Ejiro screamed, a sound raw with pain and fear, and the ground beneath them trembled. He collapsed where he stood, and in the span of two rapid heartbeats, he was gone.

“What under the moons?” Lysandra asked. “That looked like recognition. Have you ever been through here?”

“Perhaps once, in passing,” Kieran said. “Very long ago. But I did not meet Ejiro. Tyrel and the others have never come this way.” His voice hardened. “But to a god not familiar with us, we might well resemble someone else.”

“Oh dear gods,” Narcissa said, as she realized what he meant. “They are here.” The other bloodline of the moons, the ones who had tried to engineer her death to prevent her from establishing the public hospitals, who had attacked her household and injured members of it and nearly killed her beloved sister, who had spent generations infiltrating the governments of Enodia and neighbouring countries to restrict their efforts at peace and prosperity for all. As satisfied as she was with her current life, she could never forgive them for that.

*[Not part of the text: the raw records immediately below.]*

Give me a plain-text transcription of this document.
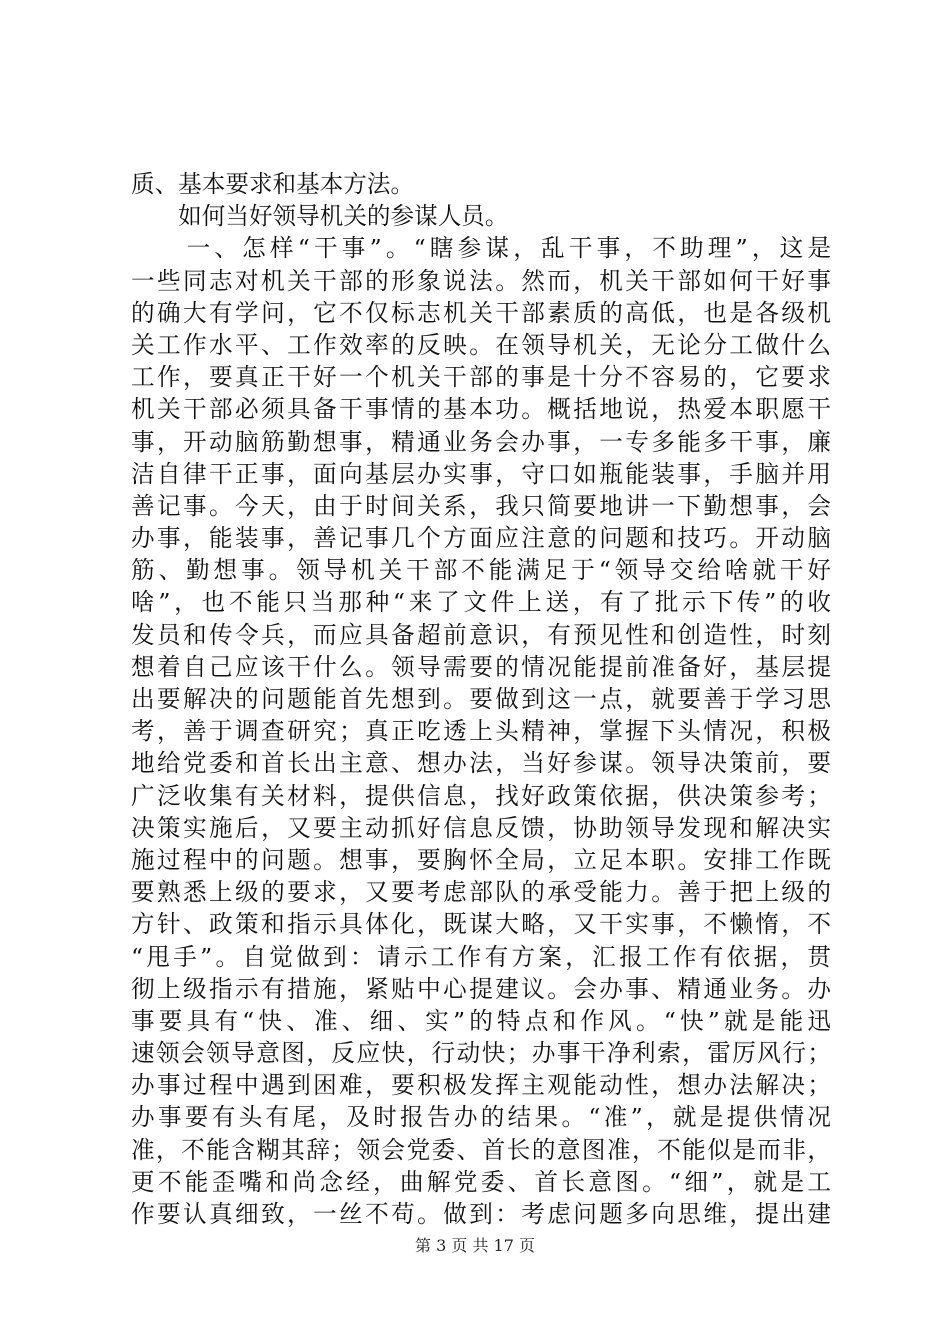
质、基本要求和基本方法。
　　如何当好领导机关的参谋人员。
　　一、怎样“干事”。“瞎参谋，乱干事，不助理”，这是
一些同志对机关干部的形象说法。然而，机关干部如何干好事
的确大有学问，它不仅标志机关干部素质的高低，也是各级机
关工作水平、工作效率的反映。在领导机关，无论分工做什么
工作，要真正干好一个机关干部的事是十分不容易的，它要求
机关干部必须具备干事情的基本功。概括地说，热爱本职愿干
事，开动脑筋勤想事，精通业务会办事，一专多能多干事，廉
洁自律干正事，面向基层办实事，守口如瓶能装事，手脑并用
善记事。今天，由于时间关系，我只简要地讲一下勤想事，会
办事，能装事，善记事几个方面应注意的问题和技巧。开动脑
筋、勤想事。领导机关干部不能满足于“领导交给啥就干好
啥”，也不能只当那种“来了文件上送，有了批示下传”的收
发员和传令兵，而应具备超前意识，有预见性和创造性，时刻
想着自己应该干什么。领导需要的情况能提前准备好，基层提
出要解决的问题能首先想到。要做到这一点，就要善于学习思
考，善于调查研究；真正吃透上头精神，掌握下头情况，积极
地给党委和首长出主意、想办法，当好参谋。领导决策前，要
广泛收集有关材料，提供信息，找好政策依据，供决策参考；
决策实施后，又要主动抓好信息反馈，协助领导发现和解决实
施过程中的问题。想事，要胸怀全局，立足本职。安排工作既
要熟悉上级的要求，又要考虑部队的承受能力。善于把上级的
方针、政策和指示具体化，既谋大略，又干实事，不懒惰，不
“甩手”。自觉做到：请示工作有方案，汇报工作有依据，贯
彻上级指示有措施，紧贴中心提建议。会办事、精通业务。办
事要具有“快、准、细、实”的特点和作风。“快”就是能迅
速领会领导意图，反应快，行动快；办事干净利索，雷厉风行；
办事过程中遇到困难，要积极发挥主观能动性，想办法解决；
办事要有头有尾，及时报告办的结果。“准”，就是提供情况
准，不能含糊其辞；领会党委、首长的意图准，不能似是而非，
更不能歪嘴和尚念经，曲解党委、首长意图。“细”，就是工
作要认真细致，一丝不苟。做到：考虑问题多向思维，提出建
第 3 页 共 17 页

“I believe so,” Kieran said grimly, and where there had been a howl in his voice while singing, there was now a snarl. “Lysandra, please, leave everything, I'll gather it up. Get back to the others as quickly as possible and tell them.”

Lysandra swallowed hard, and nodded. Without bothering to undress, she simply looked up to Meyar, and her clothes and jewellery—and, Narcissa thought, her makeup as well—all fell through to the ground while she was between forms.

Kieran scooped up her tiny honeyfox body in one hand, and gave her a gentle toss skywards. Broad wings spread at the peak of the manoeuvre, one performed many times, and beat at the air hard to gain altitude. Narcissa watched her vanish above them, straight towards the town and their campsite.

“Could they possibly have engineered all this?” Narcissa asked, helping Kieran collect Lysandra's costume. “Yes, I suppose they could, given enough time. Encourage destructive industry and it would be only a matter of time until catastrophe struck, and they seem to be in no hurry. Doing enough damage to do... this... to an earthborn is absolutely monstrous, but they had no hesitation about framing other gods for murder, so I think they have little sense of piety. But what can they gain?”

“A foothold,” Kieran said. “Individuals to be recruited as members, including gifted artisans. Ilek's wealth. I don't know. I have never understood what they want. But whatever it is, it stops. I will leave Ilek when there is no longer a single one of them here to poison it.” He wove moonspun into a larger sack, and into it put first the drums, then the bundle of clothing, then the tambourine wrapped in a length of moonspun to muffle it, and tied the whole thing off securely. He shifted to amarog-form and caught up the sack just below the heavy knot at the mouth, tossing his head to fling it across his shoulders.

Narcissa had to shift back to her hare form and race after him at a respectable fraction of her top speed in order to keep up on that run back to the rest of the family.